Bukti efektivitas Alprazolam sangat menyakinkan karena diperoleh melalui studi
berskala besar dan multinasional (Ballenger dkk., 1998).
Penanganan Psikologis, terapi
dengan memberikan pemaparan seringkali berguna untuk mengurangi agorafobia
(atau, dalam istilah DSM-IV-R, gangguan panik dengan agorafobia), dan
keuntungan ini sangat dipertahankan selama bertahun-tahun setalh selesainya
terapi (Fava dkk, 1995). Beberapa studi menemukan bahwa efek pemaparan
meningkat bila pasien didorong untuk rileks selama pemaparan langsung (a.l,.

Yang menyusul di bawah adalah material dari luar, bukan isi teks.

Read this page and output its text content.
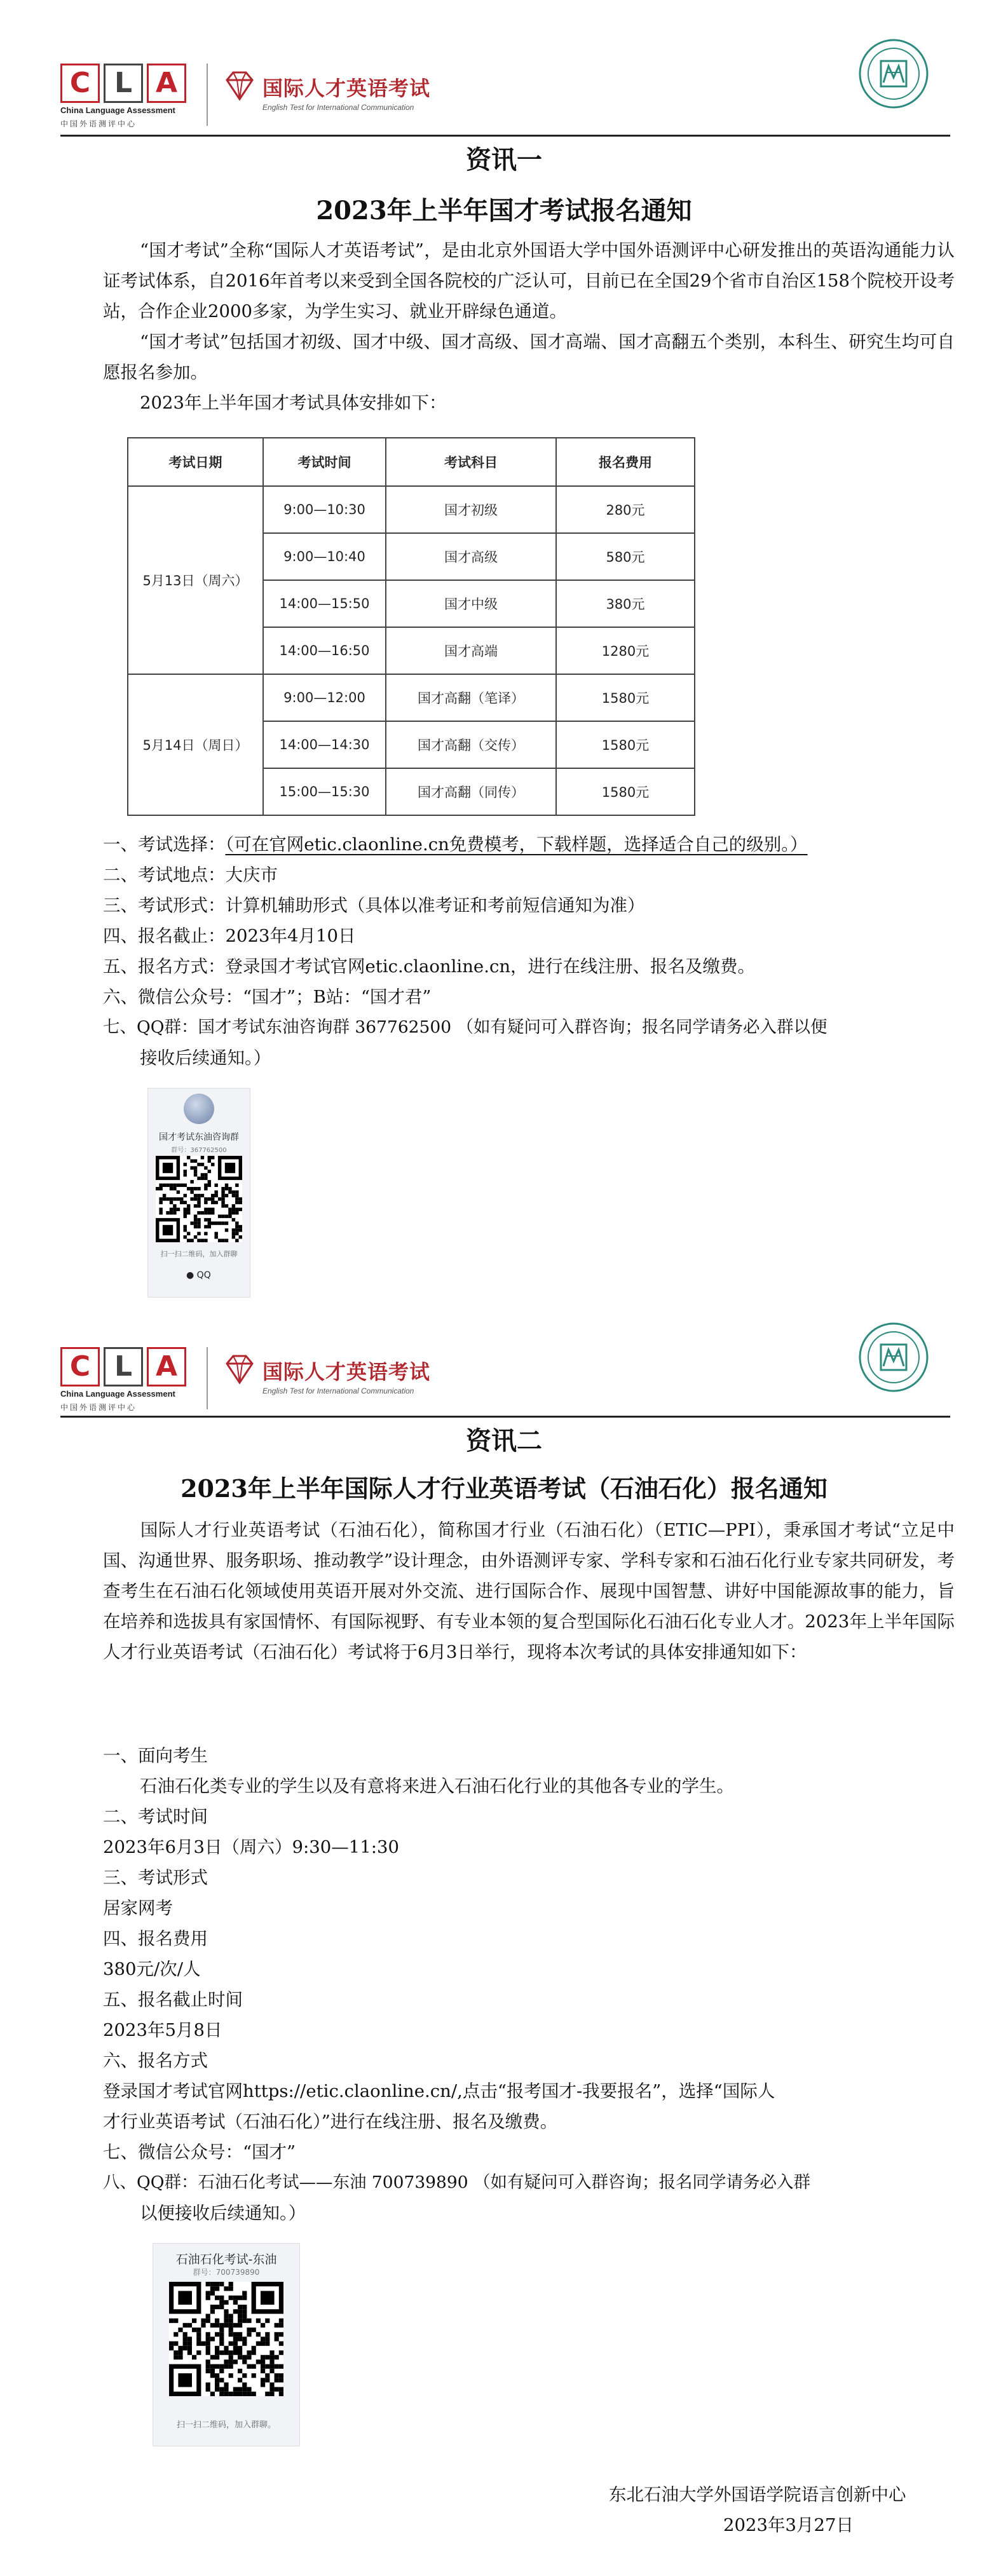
C L A
China Language Assessment
中国外语测评中心
国际人才英语考试
English Test for International Communication
资讯一
2023年上半年国才考试报名通知
“国才考试”全称“国际人才英语考试”，是由北京外国语大学中国外语测评中心研发推出的英语沟通能力认证考试体系，自2016年首考以来受到全国各院校的广泛认可，目前已在全国29个省市自治区158个院校开设考站，合作企业2000多家，为学生实习、就业开辟绿色通道。
“国才考试”包括国才初级、国才中级、国才高级、国才高端、国才高翻五个类别，本科生、研究生均可自愿报名参加。
2023年上半年国才考试具体安排如下：
考试日期	考试时间	考试科目	报名费用
5月13日（周六）	9:00—10:30	国才初级	280元
	9:00—10:40	国才高级	580元
	14:00—15:50	国才中级	380元
	14:00—16:50	国才高端	1280元
5月14日（周日）	9:00—12:00	国才高翻（笔译）	1580元
	14:00—14:30	国才高翻（交传）	1580元
	15:00—15:30	国才高翻（同传）	1580元
一、考试选择：（可在官网etic.claonline.cn免费模考，下载样题，选择适合自己的级别。）
二、考试地点：大庆市
三、考试形式：计算机辅助形式（具体以准考证和考前短信通知为准）
四、报名截止：2023年4月10日
五、报名方式：登录国才考试官网etic.claonline.cn，进行在线注册、报名及缴费。
六、微信公众号：“国才”；B站：“国才君”
七、QQ群：国才考试东油咨询群 367762500 （如有疑问可入群咨询；报名同学请务必入群以便
接收后续通知。）
国才考试东油咨询群
群号：367762500
扫一扫二维码，加入群聊
● QQ
C L A
China Language Assessment
中国外语测评中心
国际人才英语考试
English Test for International Communication
资讯二
2023年上半年国际人才行业英语考试（石油石化）报名通知
国际人才行业英语考试（石油石化），简称国才行业（石油石化）（ETIC—PPI），秉承国才考试“立足中国、沟通世界、服务职场、推动教学”设计理念，由外语测评专家、学科专家和石油石化行业专家共同研发，考查考生在石油石化领域使用英语开展对外交流、进行国际合作、展现中国智慧、讲好中国能源故事的能力，旨在培养和选拔具有家国情怀、有国际视野、有专业本领的复合型国际化石油石化专业人才。2023年上半年国际人才行业英语考试（石油石化）考试将于6月3日举行，现将本次考试的具体安排通知如下：
一、面向考生
石油石化类专业的学生以及有意将来进入石油石化行业的其他各专业的学生。
二、考试时间
2023年6月3日（周六）9:30—11:30
三、考试形式
居家网考
四、报名费用
380元/次/人
五、报名截止时间
2023年5月8日
六、报名方式
登录国才考试官网https://etic.claonline.cn/,点击“报考国才-我要报名”，选择“国际人
才行业英语考试（石油石化）”进行在线注册、报名及缴费。
七、微信公众号：“国才”
八、QQ群：石油石化考试——东油 700739890 （如有疑问可入群咨询；报名同学请务必入群
以便接收后续通知。）
石油石化考试-东油
群号：700739890
扫一扫二维码，加入群聊。
东北石油大学外国语学院语言创新中心
2023年3月27日
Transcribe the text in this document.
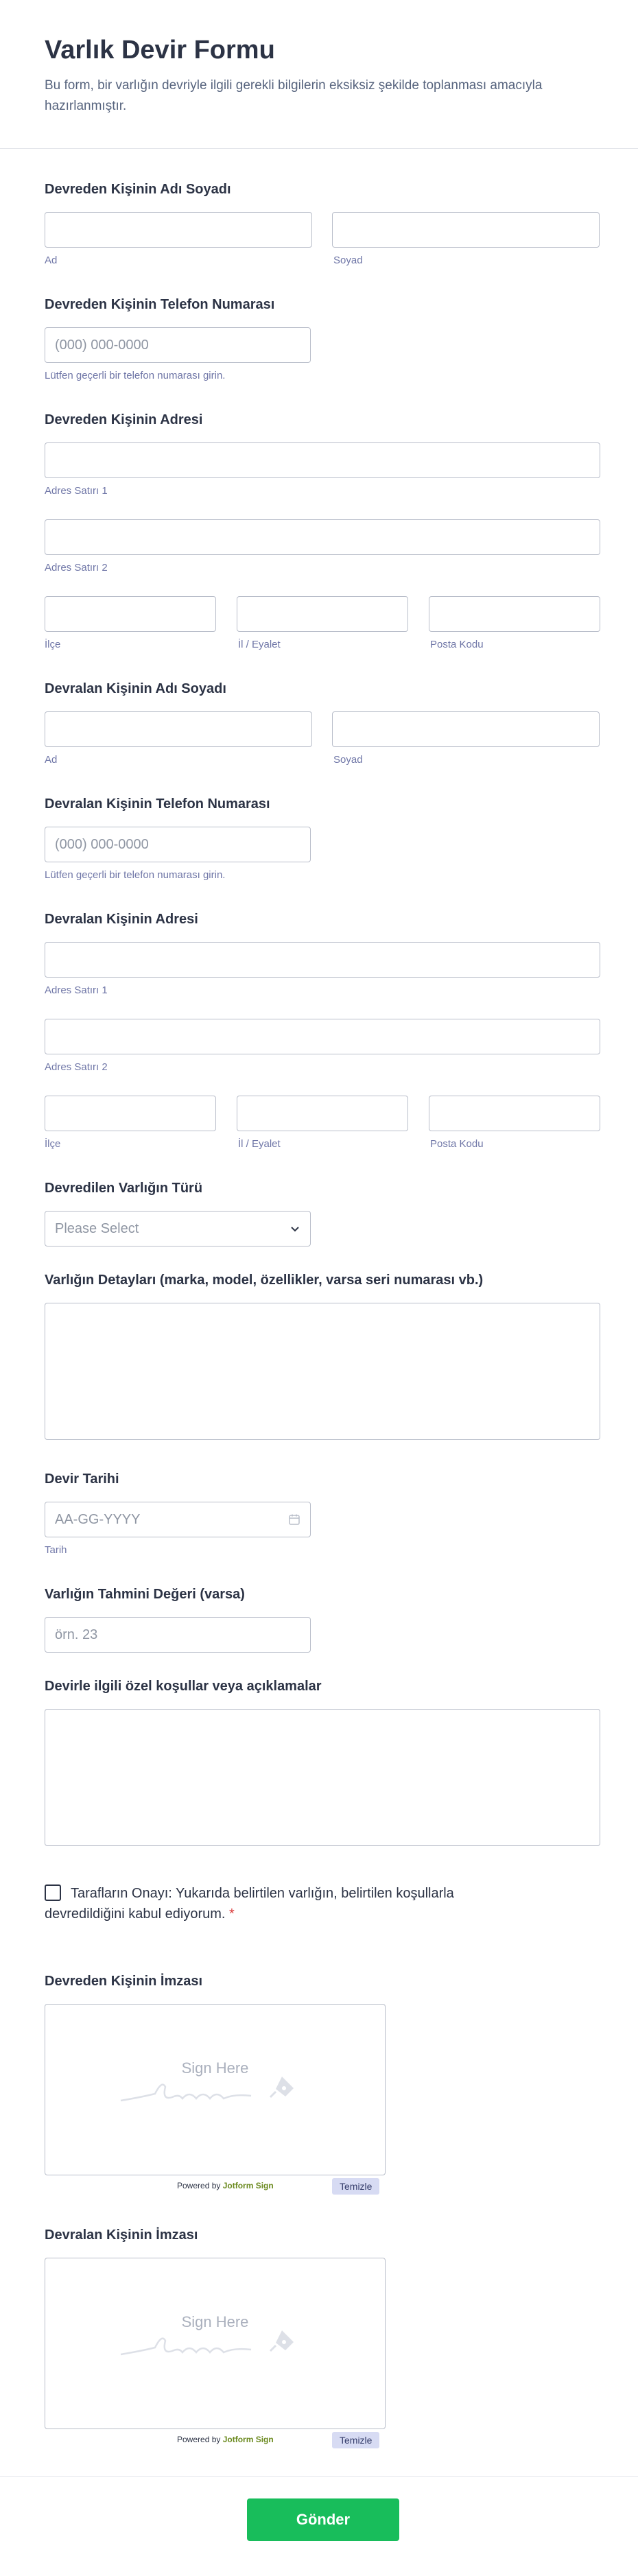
Varlık Devir Formu
Bu form, bir varlığın devriyle ilgili gerekli bilgilerin eksiksiz şekilde toplanması amacıyla hazırlanmıştır.
Devreden Kişinin Adı Soyadı
Ad	Soyad
Devreden Kişinin Telefon Numarası
(000) 000-0000
Lütfen geçerli bir telefon numarası girin.
Devreden Kişinin Adresi
Adres Satırı 1
Adres Satırı 2
İlçe	İl / Eyalet	Posta Kodu
Devralan Kişinin Adı Soyadı
Ad	Soyad
Devralan Kişinin Telefon Numarası
(000) 000-0000
Lütfen geçerli bir telefon numarası girin.
Devralan Kişinin Adresi
Adres Satırı 1
Adres Satırı 2
İlçe	İl / Eyalet	Posta Kodu
Devredilen Varlığın Türü
Please Select
Varlığın Detayları (marka, model, özellikler, varsa seri numarası vb.)
Devir Tarihi
AA-GG-YYYY
Tarih
Varlığın Tahmini Değeri (varsa)
örn. 23
Devirle ilgili özel koşullar veya açıklamalar
Tarafların Onayı: Yukarıda belirtilen varlığın, belirtilen koşullarla devredildiğini kabul ediyorum. *
Devreden Kişinin İmzası
Sign Here
Powered by Jotform Sign	Temizle
Devralan Kişinin İmzası
Sign Here
Powered by Jotform Sign	Temizle
Gönder
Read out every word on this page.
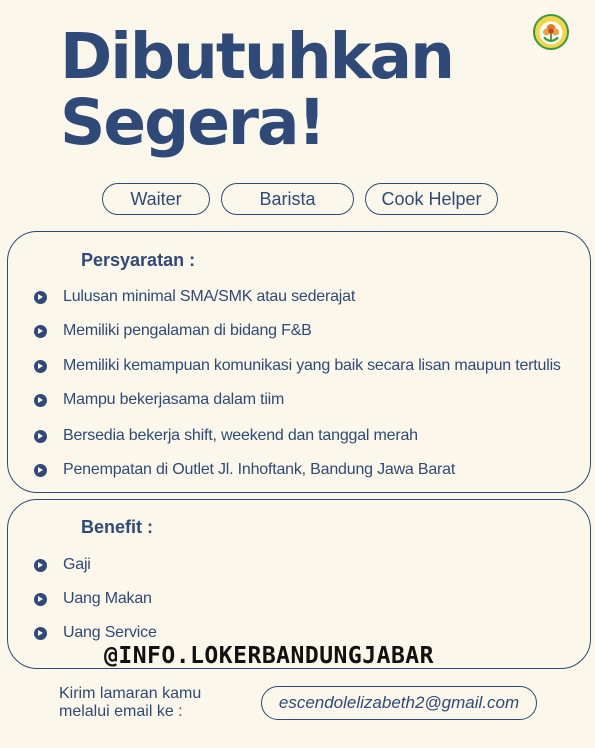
Dibutuhkan
Segera!
Waiter	Barista	Cook Helper
Persyaratan :
Lulusan minimal SMA/SMK atau sederajat
Memiliki pengalaman di bidang F&B
Memiliki kemampuan komunikasi yang baik secara lisan maupun tertulis
Mampu bekerjasama dalam tiim
Bersedia bekerja shift, weekend dan tanggal merah
Penempatan di Outlet Jl. Inhoftank, Bandung Jawa Barat
Benefit :
Gaji
Uang Makan
Uang Service
@INFO.LOKERBANDUNGJABAR
Kirim lamaran kamu
melalui email ke :	escendolelizabeth2@gmail.com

Michelson, Marchione, & Greenwald, 1989), namun beberapa studi lain tidak
menunjukkan manfaat tambahan dari relaksasi (a.l,. Ost, Hellstrom, & Westling,
1989). Menangani agorafobia melalui pemaparan tidak selalu mengurangi
serangan panik (Michelson,
Mavissakalian, & Marchione, 1985). Dengan demikian, penanganan psikologis
terhadap gangguan panik telah berubah arah dalam beberapa tahun terakhir, memfokuskan
pada penemuan yang disebutkan sebelumnya bahwa beberapa pasien mengalami
kekhawatiran yang berlebihan ketika merasakan berbagai sensasi fisik yang tidak
berbahaya dan bereaksi secara berlebihan. Suatu terapi yang divalidasi dengan
baik yang dikembangkan oleh Barlow dan rekan-rekannya dan disebut terapi
pengendalian kepanikan (PCT-panic control
therapy) memiliki tiga komponen utama:
1. Training
relaksasi
2. Kombinasi
intervensi behavioral kognitif dari Ellis dan Beck
3. Bagian
terbaru, pemaparan dengan tanda-tanda internal yang memicu kepanikan (Barlow,
1988; Barlow & Craske, 1994; Craske & Bbarlow, 2001).